この日の各セッションでも随所に見えたように、web3を実社会で効果的に稼働させるには、政策や制度上の障壁がある。日本では、課題は整理されているのだが、社会実装や実施へのアクションは遅々としている。伊藤は、こうした問題を乗り越えるための、日本が参考にできるなにかいいアイデアはないかと問いかけた。それに対するLessig氏の答えは、「米国には51(50州とワシントン特別区)の“多様性ラボ”がある」とまず事情が異なることを指摘した。米国では州政府が独自の政策をとることができる。そのためフロリダ州がクリプトに積極的であったり、ワイオミング州がDAOの法的位置づけ明らかにしたりすることができる。しかし日本では、渋谷区だけ法律や税制を変えるということはできない。ここに日本の難しさがある。
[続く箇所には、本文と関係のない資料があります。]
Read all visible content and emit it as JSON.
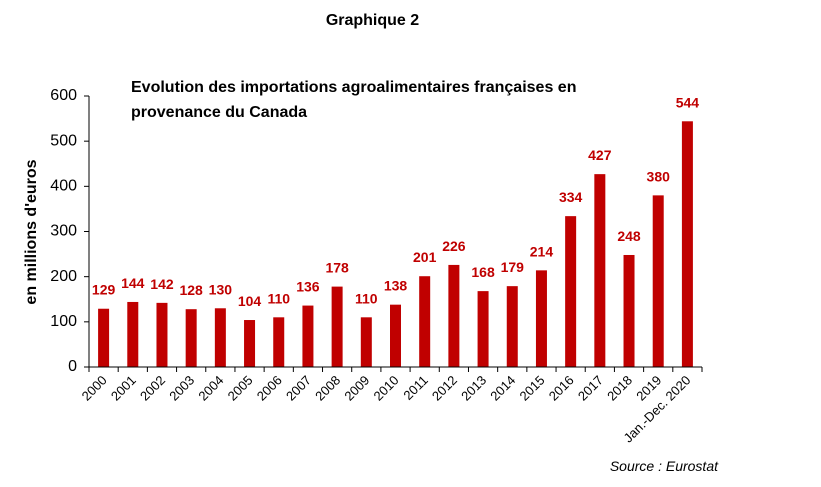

一方でLessig氏は「静かで清潔な地下鉄の車内」、「暴力的でない警官」など米国ではありえない「日本の文明水準の高さ」を上げ、もっと多くの米国人が日本に来て、そうした経験を持ち帰るといいとも話した。伊藤も指摘していたが、日本を覆う官僚制の弊害は、変化に即応できないことであるが、その裏返しは、安定した社会秩序だ。ただ、こうしたことも含め、日本の社会は日本人が思うほど米国では知られていない。
「(日本人は)誇りを持つべきです。今まで作り上げてきたもの。その理解を他の人と共有すべきです。もっとオープンに文化を広げていただければ」これは、Lessig氏がこの日語った日本へのアドバイスだ。